Et d’ajouter : «C’était une démarche politique qui s’est appuyée sur une justice malade. Mais Dieu merci, c’était tellement gros que les magistrats eux-mêmes ont dit : Non, il n’y a pas matière, ce n’est pas possible».
Actuellement député national, élu de Miabi, Nicolas Kazadi se considère comme le meilleur ministre des finances que le Congo ait connu. Il estime qu’il fait partie de ces innocents faussement accusés pour leurs bonnes actions en faveur du pays.
À l’en croire, les réformes menées dans son secteur et saluées par le Chef de l’État qui a déclaré même dans une interview que l’image de l’ancien argentier national était « jetée en pâture » ; ainsi que son combat contre la corruption ont fait de lui l’homme à abattre.
«Ce qui est certain, c’est que je suis le seul ministre de l’histoire à amener ce pays à ces résultats-là en termes de gouvernance financière, en termes de réhabilitation de l’image et du prestige du pays à l’extérieur. Je suis le seul ministre qui a triplé le budget de l’État en si peu de temps…Et donc tous les phares sont sur moi. Et ensuite, lorsqu’on est ministre des Finances avec autant d’appétit à la veille d’une élection, vous voyez un peu tous les appétits qu’il y a sur le Trésor. Et moi, mon rôle, c’est souvent de dire non. Et donc, j’ai potentiellement beaucoup de gens qui ont des comptes à régler avec moi. Mais plus que tout ça, à mon avis, le vrai problème, c’est que j’ai mis en place une politique de lutte contre la corruption, contre les mafias qui était réellement structurée, systémique, intelligente et basée sur la transparence à tous les niveaux», dit-il.

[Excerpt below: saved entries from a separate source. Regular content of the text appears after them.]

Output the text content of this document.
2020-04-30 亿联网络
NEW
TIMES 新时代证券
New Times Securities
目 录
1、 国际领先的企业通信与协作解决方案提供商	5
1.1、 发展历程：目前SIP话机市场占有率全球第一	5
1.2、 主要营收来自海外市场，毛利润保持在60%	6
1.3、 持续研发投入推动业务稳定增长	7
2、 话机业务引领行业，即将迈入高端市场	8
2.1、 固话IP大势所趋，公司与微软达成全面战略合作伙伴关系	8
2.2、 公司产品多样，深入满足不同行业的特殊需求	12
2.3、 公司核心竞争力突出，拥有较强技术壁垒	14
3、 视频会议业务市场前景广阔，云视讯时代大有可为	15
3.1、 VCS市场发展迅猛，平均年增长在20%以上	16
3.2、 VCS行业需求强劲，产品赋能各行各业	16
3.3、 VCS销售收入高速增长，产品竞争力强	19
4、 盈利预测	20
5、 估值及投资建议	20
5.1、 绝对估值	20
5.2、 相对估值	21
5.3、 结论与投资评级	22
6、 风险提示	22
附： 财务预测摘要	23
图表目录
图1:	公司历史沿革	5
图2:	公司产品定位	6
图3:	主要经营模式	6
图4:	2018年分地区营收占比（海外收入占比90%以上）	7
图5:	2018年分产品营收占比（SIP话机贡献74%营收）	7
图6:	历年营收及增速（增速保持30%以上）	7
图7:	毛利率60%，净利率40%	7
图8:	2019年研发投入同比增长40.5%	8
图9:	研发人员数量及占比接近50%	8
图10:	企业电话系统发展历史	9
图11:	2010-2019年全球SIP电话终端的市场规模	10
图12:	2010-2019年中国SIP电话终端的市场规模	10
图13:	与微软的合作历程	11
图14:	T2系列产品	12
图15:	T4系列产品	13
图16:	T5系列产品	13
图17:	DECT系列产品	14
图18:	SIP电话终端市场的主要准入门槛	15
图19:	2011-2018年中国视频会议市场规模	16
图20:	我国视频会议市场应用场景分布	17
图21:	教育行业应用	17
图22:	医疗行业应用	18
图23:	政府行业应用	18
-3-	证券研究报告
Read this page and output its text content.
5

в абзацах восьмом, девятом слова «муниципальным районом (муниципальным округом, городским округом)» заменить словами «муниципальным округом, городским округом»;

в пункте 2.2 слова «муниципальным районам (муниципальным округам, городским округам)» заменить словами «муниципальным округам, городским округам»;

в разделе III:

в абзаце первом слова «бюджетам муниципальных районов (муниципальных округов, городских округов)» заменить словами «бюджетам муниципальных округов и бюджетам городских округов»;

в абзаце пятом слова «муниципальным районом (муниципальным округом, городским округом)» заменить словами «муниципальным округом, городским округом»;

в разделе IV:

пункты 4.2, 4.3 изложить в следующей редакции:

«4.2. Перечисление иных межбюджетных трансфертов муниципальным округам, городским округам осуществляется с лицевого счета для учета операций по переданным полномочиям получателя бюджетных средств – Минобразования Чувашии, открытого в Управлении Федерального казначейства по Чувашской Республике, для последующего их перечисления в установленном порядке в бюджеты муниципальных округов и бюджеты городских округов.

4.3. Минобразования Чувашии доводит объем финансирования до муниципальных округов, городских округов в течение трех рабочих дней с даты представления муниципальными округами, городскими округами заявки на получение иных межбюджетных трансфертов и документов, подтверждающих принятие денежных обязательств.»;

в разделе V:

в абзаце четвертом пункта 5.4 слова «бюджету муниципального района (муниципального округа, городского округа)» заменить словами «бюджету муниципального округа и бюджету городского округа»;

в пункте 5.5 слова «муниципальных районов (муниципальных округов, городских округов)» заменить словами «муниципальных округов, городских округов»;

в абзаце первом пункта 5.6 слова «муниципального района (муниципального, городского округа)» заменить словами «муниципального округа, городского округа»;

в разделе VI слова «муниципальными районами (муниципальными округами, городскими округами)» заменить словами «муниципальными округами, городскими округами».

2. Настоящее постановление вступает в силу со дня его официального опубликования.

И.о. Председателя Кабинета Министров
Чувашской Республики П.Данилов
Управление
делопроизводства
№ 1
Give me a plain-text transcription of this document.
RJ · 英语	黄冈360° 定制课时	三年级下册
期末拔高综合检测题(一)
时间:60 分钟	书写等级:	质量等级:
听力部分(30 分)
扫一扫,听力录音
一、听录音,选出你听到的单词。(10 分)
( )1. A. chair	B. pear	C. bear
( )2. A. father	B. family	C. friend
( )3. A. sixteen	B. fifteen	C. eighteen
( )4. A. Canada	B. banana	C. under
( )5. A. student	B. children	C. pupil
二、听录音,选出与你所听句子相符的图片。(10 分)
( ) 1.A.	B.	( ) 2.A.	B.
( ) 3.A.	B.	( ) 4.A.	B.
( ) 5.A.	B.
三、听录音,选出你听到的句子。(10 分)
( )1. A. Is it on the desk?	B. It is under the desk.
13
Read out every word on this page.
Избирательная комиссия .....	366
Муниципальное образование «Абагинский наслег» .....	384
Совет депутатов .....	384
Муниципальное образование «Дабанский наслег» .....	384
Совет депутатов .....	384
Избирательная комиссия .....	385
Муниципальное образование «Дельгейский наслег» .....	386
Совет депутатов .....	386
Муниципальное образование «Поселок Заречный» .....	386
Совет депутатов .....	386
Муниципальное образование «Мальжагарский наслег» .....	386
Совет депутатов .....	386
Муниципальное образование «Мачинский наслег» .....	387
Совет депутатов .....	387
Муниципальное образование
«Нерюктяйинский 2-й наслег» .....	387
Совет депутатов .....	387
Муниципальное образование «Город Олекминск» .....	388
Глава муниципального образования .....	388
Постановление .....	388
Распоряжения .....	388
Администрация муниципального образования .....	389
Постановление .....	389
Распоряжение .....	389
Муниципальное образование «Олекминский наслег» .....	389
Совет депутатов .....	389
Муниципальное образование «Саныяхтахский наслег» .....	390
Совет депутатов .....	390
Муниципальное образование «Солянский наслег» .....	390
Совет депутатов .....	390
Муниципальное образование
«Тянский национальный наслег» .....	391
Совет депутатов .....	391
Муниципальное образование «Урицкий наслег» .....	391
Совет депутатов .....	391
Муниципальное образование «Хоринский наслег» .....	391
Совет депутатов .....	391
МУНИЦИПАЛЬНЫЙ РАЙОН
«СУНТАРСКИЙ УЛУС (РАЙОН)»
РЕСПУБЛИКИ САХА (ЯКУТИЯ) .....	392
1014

Dans la même sortie médiatique, Nicolas Kazadi révèle avoir été confronté avec Jules Alingete, Inspecteur en Chef de l’Inspection Générale des Finances, devant le chef de l’État qui a décelé des problèmes dans ces contrats d’installation des forages et lampadaires.
D’après Nicolas Kazadi, lors de cette confrontation, Jules Alingete «avait affirmé qu’il n’avait rien avoir dans ce dossier».
Il sied de rappeler que le procès relatif à l’affaire forages et lampadaires a démarré depuis le lundi 04 novembre dernier. Sir le banc des accusés, l’on retrouve Mike Kasenga et François Rubota.